Generalized Linear Mixed Models were introduced in JMP Pro 17, where you  specify two distributions - Binomial and Poisson. 

 

GLMM  combines two approaches: the linear mixed model and generalized linear model frameworks . GLMM is useful for three types of model structures:

  • Randomized complete and incomplete block designs
  • Split-plot experiments
  • Random coefficient models

 

See how to:

  • Model mixed effects for count data using Poisson Regression and interpret results 
  • Model mixed effects for grouped data using Binary Logistic Regression and interpret results 
  • Model mixed effects for individual data using Binary Logistic Regression and interpret results 

Questions answered by Jian Cao @jiancao and Byron Wingerd @Byron_JMP  during the live webinar demo:

 

Q: How do you assess performance of GLMM?

A: Here are the full details.

 

Q: Would failure to include the random effects necessarily always lead to an increase in possibliity of overdispersion?

A:  The random effects, when included, make it less likely that you will over- or under-estimate.

 

Q: So since we have random effects why would we not always use the conditional prediction?
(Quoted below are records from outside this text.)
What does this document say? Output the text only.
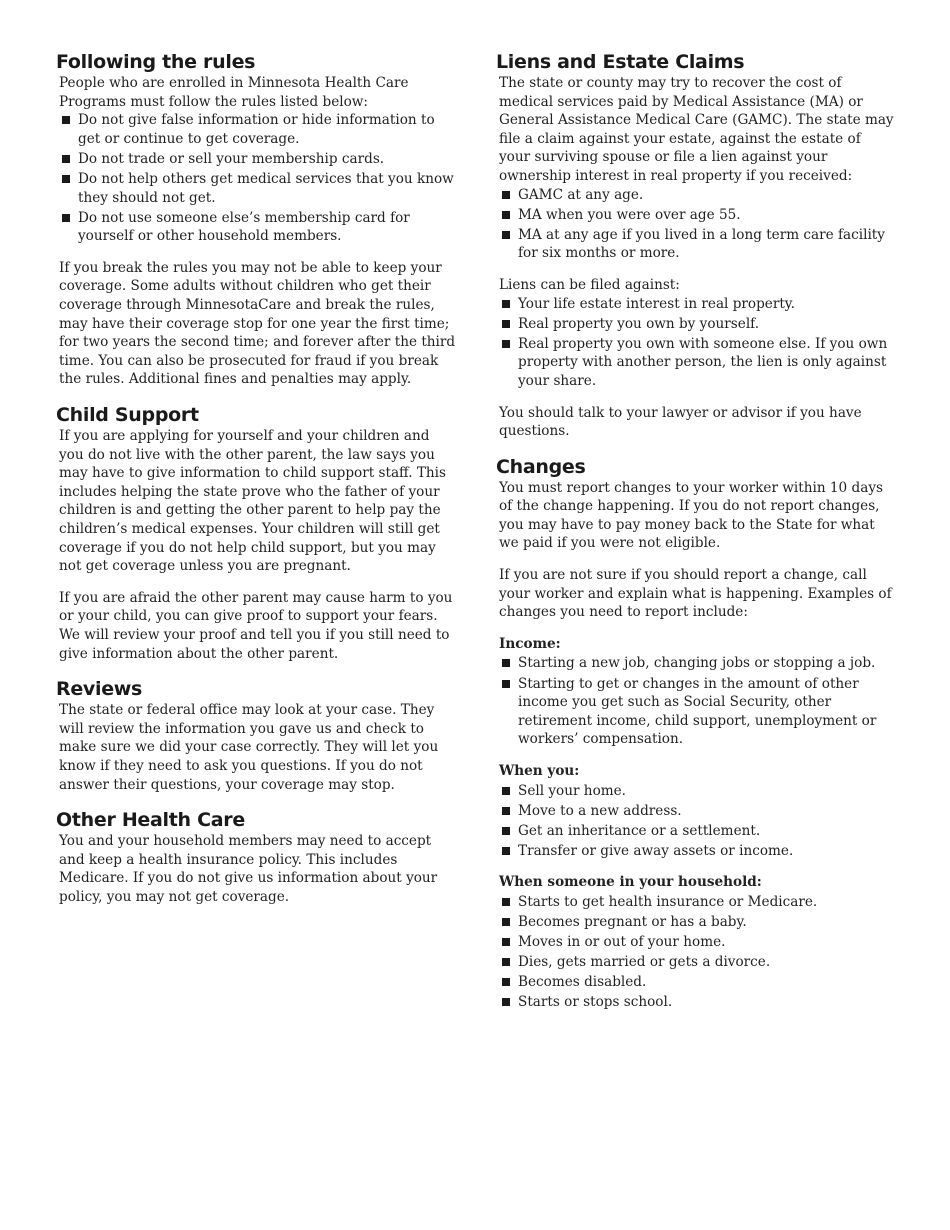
Following the rules

People who are enrolled in Minnesota Health Care Programs must follow the rules listed below:

Do not give false information or hide information to get or continue to get coverage.
Do not trade or sell your membership cards.
Do not help others get medical services that you know they should not get.
Do not use someone else’s membership card for yourself or other household members.

If you break the rules you may not be able to keep your coverage. Some adults without children who get their coverage through MinnesotaCare and break the rules, may have their coverage stop for one year the first time; for two years the second time; and forever after the third time. You can also be prosecuted for fraud if you break the rules. Additional fines and penalties may apply.

Child Support

If you are applying for yourself and your children and you do not live with the other parent, the law says you may have to give information to child support staff. This includes helping the state prove who the father of your children is and getting the other parent to help pay the children’s medical expenses. Your children will still get coverage if you do not help child support, but you may not get coverage unless you are pregnant.

If you are afraid the other parent may cause harm to you or your child, you can give proof to support your fears. We will review your proof and tell you if you still need to give information about the other parent.

Reviews

The state or federal office may look at your case. They will review the information you gave us and check to make sure we did your case correctly. They will let you know if they need to ask you questions. If you do not answer their questions, your coverage may stop.

Other Health Care

You and your household members may need to accept and keep a health insurance policy. This includes Medicare. If you do not give us information about your policy, you may not get coverage.

Liens and Estate Claims

The state or county may try to recover the cost of medical services paid by Medical Assistance (MA) or General Assistance Medical Care (GAMC). The state may file a claim against your estate, against the estate of your surviving spouse or file a lien against your ownership interest in real property if you received:

GAMC at any age.
MA when you were over age 55.
MA at any age if you lived in a long term care facility for six months or more.

Liens can be filed against:

Your life estate interest in real property.
Real property you own by yourself.
Real property you own with someone else. If you own property with another person, the lien is only against your share.

You should talk to your lawyer or advisor if you have questions.

Changes

You must report changes to your worker within 10 days of the change happening. If you do not report changes, you may have to pay money back to the State for what we paid if you were not eligible.

If you are not sure if you should report a change, call your worker and explain what is happening. Examples of changes you need to report include:

Income:
Starting a new job, changing jobs or stopping a job.
Starting to get or changes in the amount of other income you get such as Social Security, other retirement income, child support, unemployment or workers’ compensation.
When you:
Sell your home.
Move to a new address.
Get an inheritance or a settlement.
Transfer or give away assets or income.
When someone in your household:
Starts to get health insurance or Medicare.
Becomes pregnant or has a baby.
Moves in or out of your home.
Dies, gets married or gets a divorce.
Becomes disabled.
Starts or stops school.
A: We usually want the marginal model profiler. The Conditional Model Profiler goes into some more detail on factors without doing a separate analysis.

 

Q: Is GLMM supported within MSA platform?

A:  The data generated from the MSA builder could be analyzed with GLMM, but it is not automatically integrated with the variability platform or MSA.

 

Q: Does the order of the Y’s matter? I’m guessing the numerator is the top number.

A: Yes.

 

Q: Are repeated measures designs specified the same way as in the mixed model platform?

A:  If you mean mixed model platform not GLMM, see https://www.jmp.com/support/help/en/17.1/index.shtml#page/jmp/statistical-details-for-repeated-measu....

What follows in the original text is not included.